Hussein sagt, er selbst sei kein Mitglied der Muslimbruderschaft und beteilige sich auch nicht an den Protesten. Doch die Regierung habe das Chaos mit dem Putsch gegen die Mursi-Regierung selbst heraufbeschworen: "Mursi ist auf viel Widerstand gestossen, weil er nicht korrekt gehandelt hat. Es ist aber wichtig zu betonen, dass er durch freie Wahlen an die Macht gelangte, auf legalem Weg."

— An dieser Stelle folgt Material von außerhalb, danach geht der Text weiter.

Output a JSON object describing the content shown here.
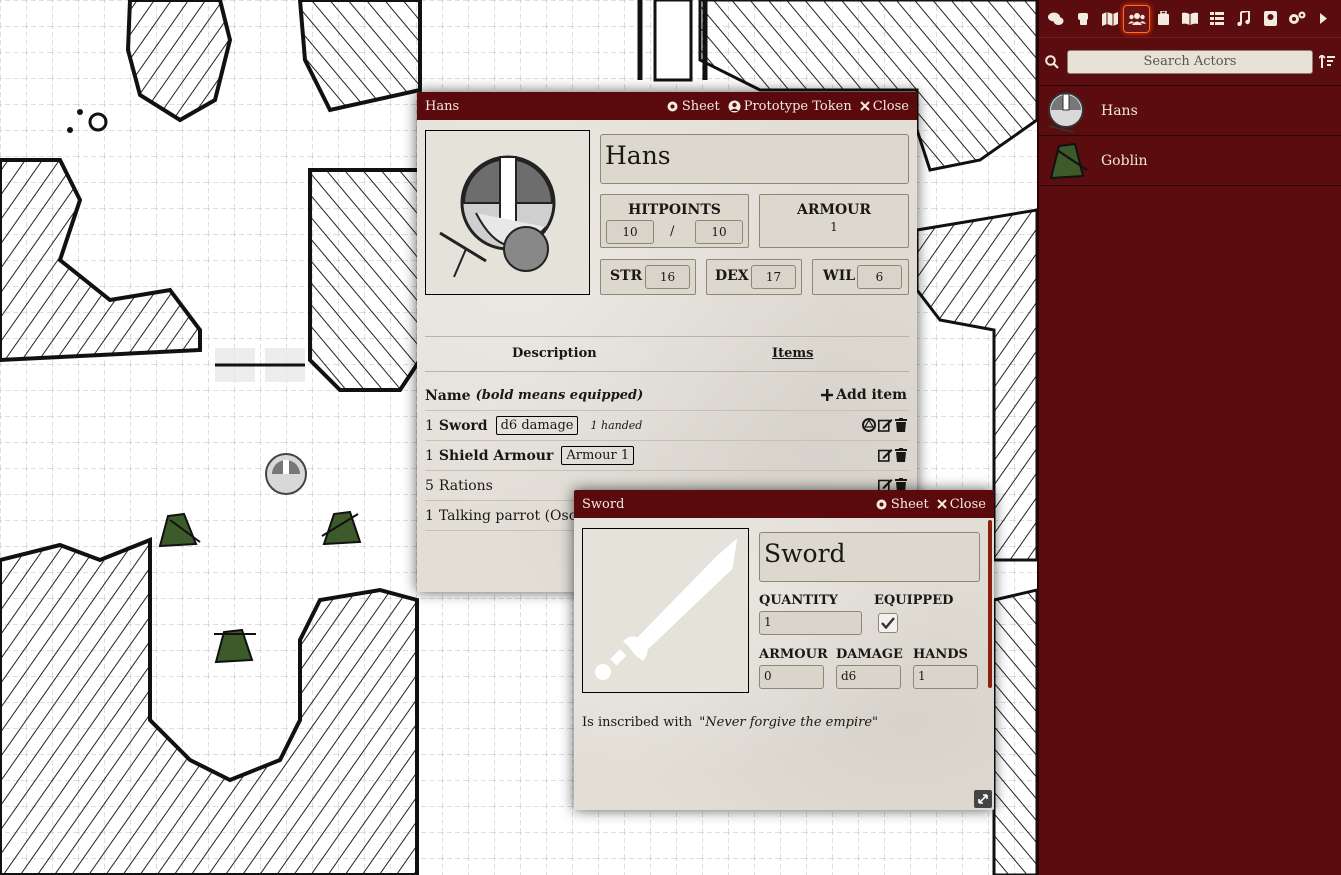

Wahl um einen Tag verlängert

Die Regierung in Kairo ließ nichts unversucht, um eine niedrige Wahlbeteiligung zu verhindern. Zunächst erklärte sie den Dienstag zum arbeitsfreien Feiertag und verschob die Schließung der Wahllokale auf 10 Uhr abends. Später ließ sie verkünden, dass Nichtwählern eine Strafe von 500 ägyptischen Pfund (51 Euro) drohe. Am Abend teilte die Wahlkommission dann überraschend mit, die Abstimmung trotz des geringen Andrangs um einen Tag zu verlängern. Während ein überlegener Sieg Sisis als ausgemacht gilt, könnte eine geringe Beteiligung die von den Staatsmedien propagierte Sichtweise in Fragen stellen, wonach das Volk geschlossen hinter dem General stehe. Die Muslimbruderschaft hatte im Vorfeld ihrerseits zum Boykott aufgerufen, ihre Anhänger jubelten im Internet über die Bilder von menschenleeren Wahllokalen in zahlreichen Städten. Einige unabhängige Beobachter schätzten die Beteiligung am Montag auf unter 20 Prozent, offizielle Angaben lagen nicht vor.

Werbesäule für al-Sisi (Foto: Ahmed Wael/DW)

Dem ägyptischen Machthaber missfällt die geringe Wahlbeteiligung

Die lokale Journalistin Mariam Sobh hingegen glaubt, dass die Islamisten nur begrenzt Einfluss auf das Wählerverhalten in Fajum haben: "Gestern haben hier viele ihre Stimme abgegeben, um zu zeigen, dass nicht ganz Fajum islamistisch ist, dass es auch andere politische Strömungen hier gibt. Wegen ihrer Gewalt und Brutalität haben die Islamisten zuletzt viel Zuspruch verloren." Dass am zweiten Wahltag kaum noch Wähler auftauchen, sei weniger als Erfolg für die Islamisten zu werten, sondern als Zeichen, dass auch Sisi zuletzt massiv an Popularität eingebüsst habe.

Ratlosigkeit regiert

Insbesondere unter den jüngeren Wählern scheint Sisis Stern bereits im Sinken zu sein. Viele von ihnen sehen in dem Präsidentschaftskandidaten nicht viel mehr als eine Reinkarnation des gestürzten Diktators Husni Mubarak. Das Vertrauen in den linken Politiker Hamdin Sabbahi, der als einzige Alternative zu Sisi bei der Wahl antritt und gezielt um die Stimmen der jüngeren Generation warb, ist offenbar ebenfalls gering. Die wenigen Wähler, die am späteren Vormittag in Fajum doch noch auftauchen, identifizieren sich nicht so sehr als Anhänger eines Kandidaten, sondern als Gegner der Islamisten. Eine Frau sagt, dass sie Angst vor einer möglichen Rückkehr der Muslimbrüder an die Macht habe. Diese hätten in Fajum gegen Andersdenkende gehetzt und seien auf Rache aus. Das einzige effektive Mittel im Kampf gegen die Islamisten sieht sie in einem wirtschaftlicher Aufschwung des Landes: "Wir sorgen uns um unsere Kinder, die keine Arbeit finden können, denn die Arbeitslosigkeit verführt zu Gewalt und Kriminalität." Auf die Frage, ob Sisi die geeignete Person sei, um diesen Aufschwung herbeizuführen, zuckt sie ratlos mit den Schultern.